In NumPy, calling [] with indices and boolean masks go through
the same interface. This mostly works out, but there are some serious
conflicts between facility 1 and facility 2, so separating them into
different functions seems like a better approach.
To understand why conflating the two mechanisms is problematic, consider
the following C++11 code in a hypothetical C++ REPL (for
example cling is one). In each case, the alternative interpretations of
the arrays produce vastly different results.
:> ndarray a, b, c;
:> a = arange(5);
:> b = a((a % 2) == 1);
:> cout << b << "\n";
'b' AS SELECTION MASK) ndarray(int32, {IGNORE, 1, IGNORE, 3, IGNORE})?
'b' AS COMPRESSED) ndarray(int32, {1, 3})
:> c = zeros(5, make_dtype<int>());
:> c.val_assign(b);
'b' AS COMPRESSED) broadcast error: cannot broadcast shape (2) to (5)
:> cout << c << "\n";
'b' AS SELECTION MASK) ndarray(int32, {0, 1, 0, 3, 0})
:> c = zeros(5, make_dtype<int>());
:> c({true, true, false, false, false}).val_assign(b)
:> cout << c << "\n";
'b' AND 'c[...]' AS SELECTION MASK) ndarray(int32, {0, 1, 0, 0, 0})
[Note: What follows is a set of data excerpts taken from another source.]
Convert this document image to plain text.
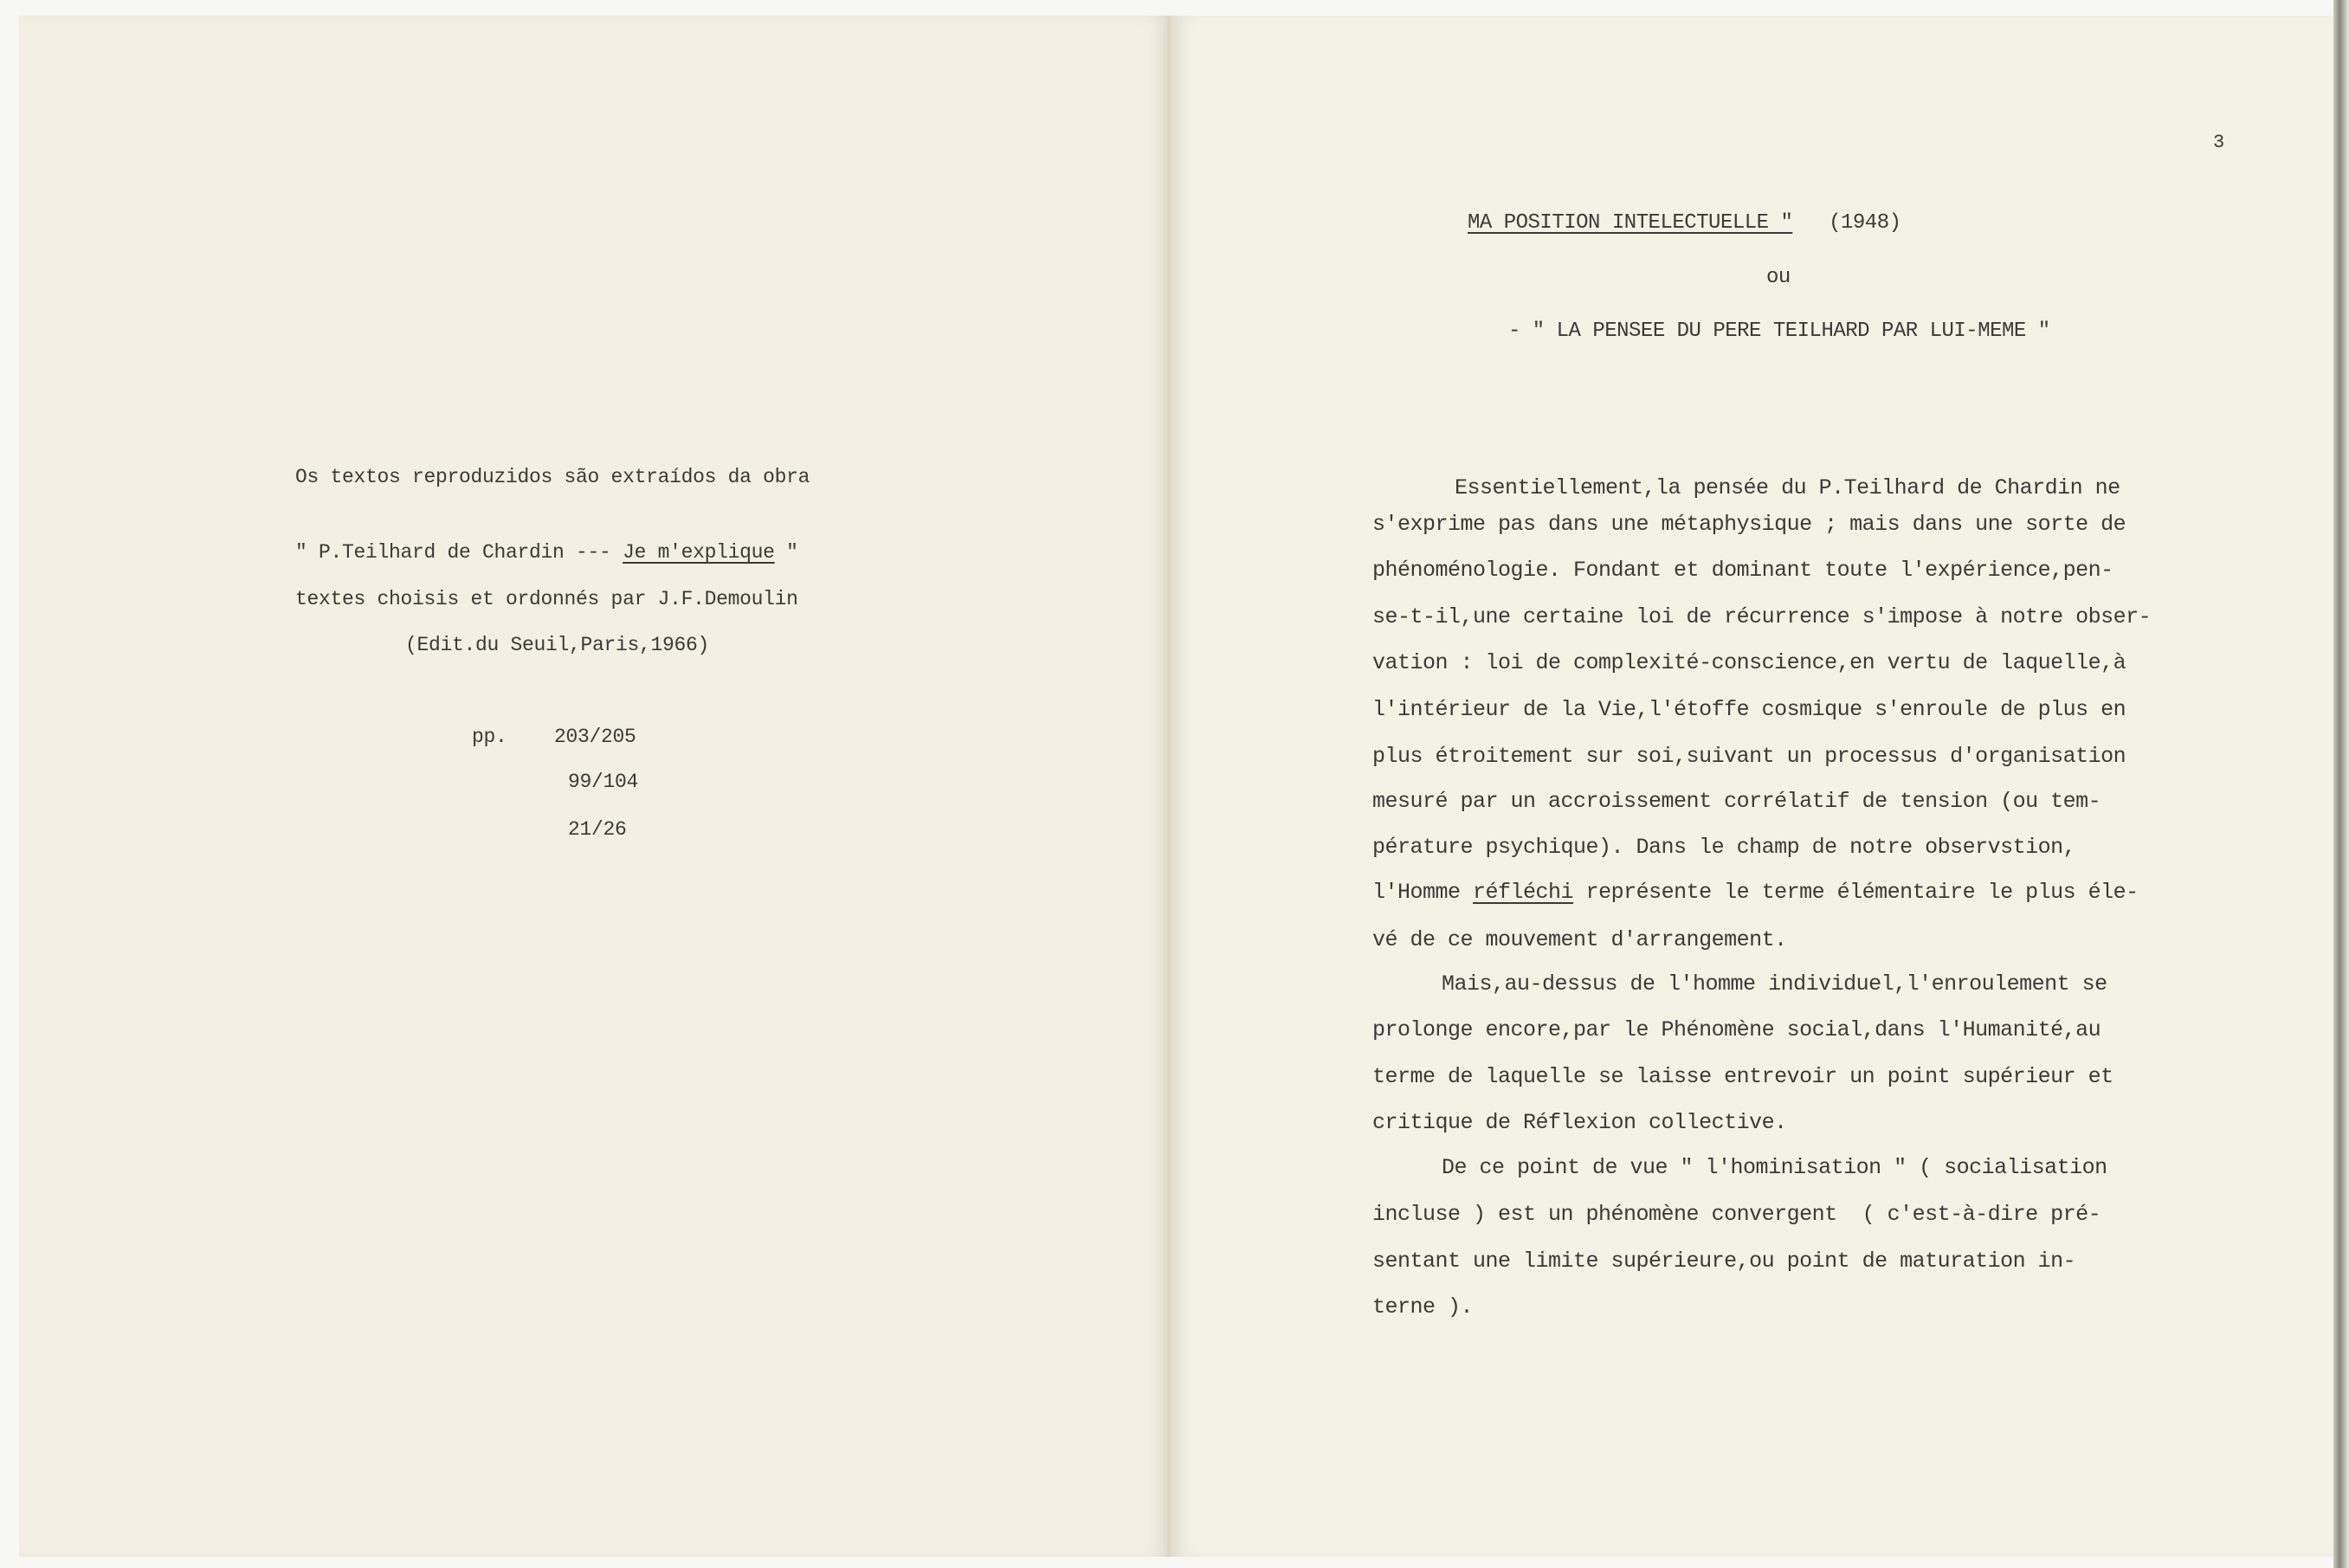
Os textos reproduzidos são extraídos da obra
" P.Teilhard de Chardin --- Je m'explique "
textes choisis et ordonnés par J.F.Demoulin
(Edit.du Seuil,Paris,1966)
pp. 203/205
99/104
21/26
3
MA POSITION INTELECTUELLE " (1948)
ou
- " LA PENSEE DU PERE TEILHARD PAR LUI-MEME "
Essentiellement,la pensée du P.Teilhard de Chardin ne
s'exprime pas dans une métaphysique ; mais dans une sorte de
phénoménologie. Fondant et dominant toute l'expérience,pen-
se-t-il,une certaine loi de récurrence s'impose à notre obser-
vation : loi de complexité-conscience,en vertu de laquelle,à
l'intérieur de la Vie,l'étoffe cosmique s'enroule de plus en
plus étroitement sur soi,suivant un processus d'organisation
mesuré par un accroissement corrélatif de tension (ou tem-
pérature psychique). Dans le champ de notre observstion,
l'Homme réfléchi représente le terme élémentaire le plus éle-
vé de ce mouvement d'arrangement.
Mais,au-dessus de l'homme individuel,l'enroulement se
prolonge encore,par le Phénomène social,dans l'Humanité,au
terme de laquelle se laisse entrevoir un point supérieur et
critique de Réflexion collective.
De ce point de vue " l'hominisation " ( socialisation
incluse ) est un phénomène convergent  ( c'est-à-dire pré-
sentant une limite supérieure,ou point de maturation in-
terne ).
'b' AND 'c[...]' AS COMPRESSED) ndarray(int32, {1, 3, 0, 0, 0})
I propose the selection mask be created by the function ndarray::where,
and the indeterminate dimensions be created by the indexing operator,
which is operator() in C++. The proposed resolution looks like this:
:> ndarray a, b, c;
:> a = arange(5);
:> b_ix = a((a % 2) == 1);
:> b_wr = a.where((a % 2) == 1);
:> cout << b_ix << "\n";
ndarray([1, 3], int32)
:> cout << b_wr << "\n";
ndarray([IGNORE, 1, IGNORE, 3, IGNORE], int32)
:> c = zeros(5, make_dtype<int>());
:> c.val_assign(b_ix);
broadcast error: cannot broadcast shape (2) to (5)
:> c.val_assign(b_wr):
:> cout << c << "\n";
ndarray(int32, {0, 1, 0, 3, 0})
:> c = zeros(5, make_dtype<int>());
:> c({true, true, false, false, false}).val_assign(b_ix)
:> cout << c << "\n";
ndarray(int32, {1, 3, 0, 0, 0})
:> c = zeros(5, make_dtype<int>());
:> c.where({true, true, false, false, false}).val_assign(b_wr)
ndarray(int32, {0, 1, 0, 0, 0})
One nice property of this is that for boolean indexing, the programmer
can be sure that each index entry lines up with a particular axis, instead
of having it change if the boolean index object has more than one dimension.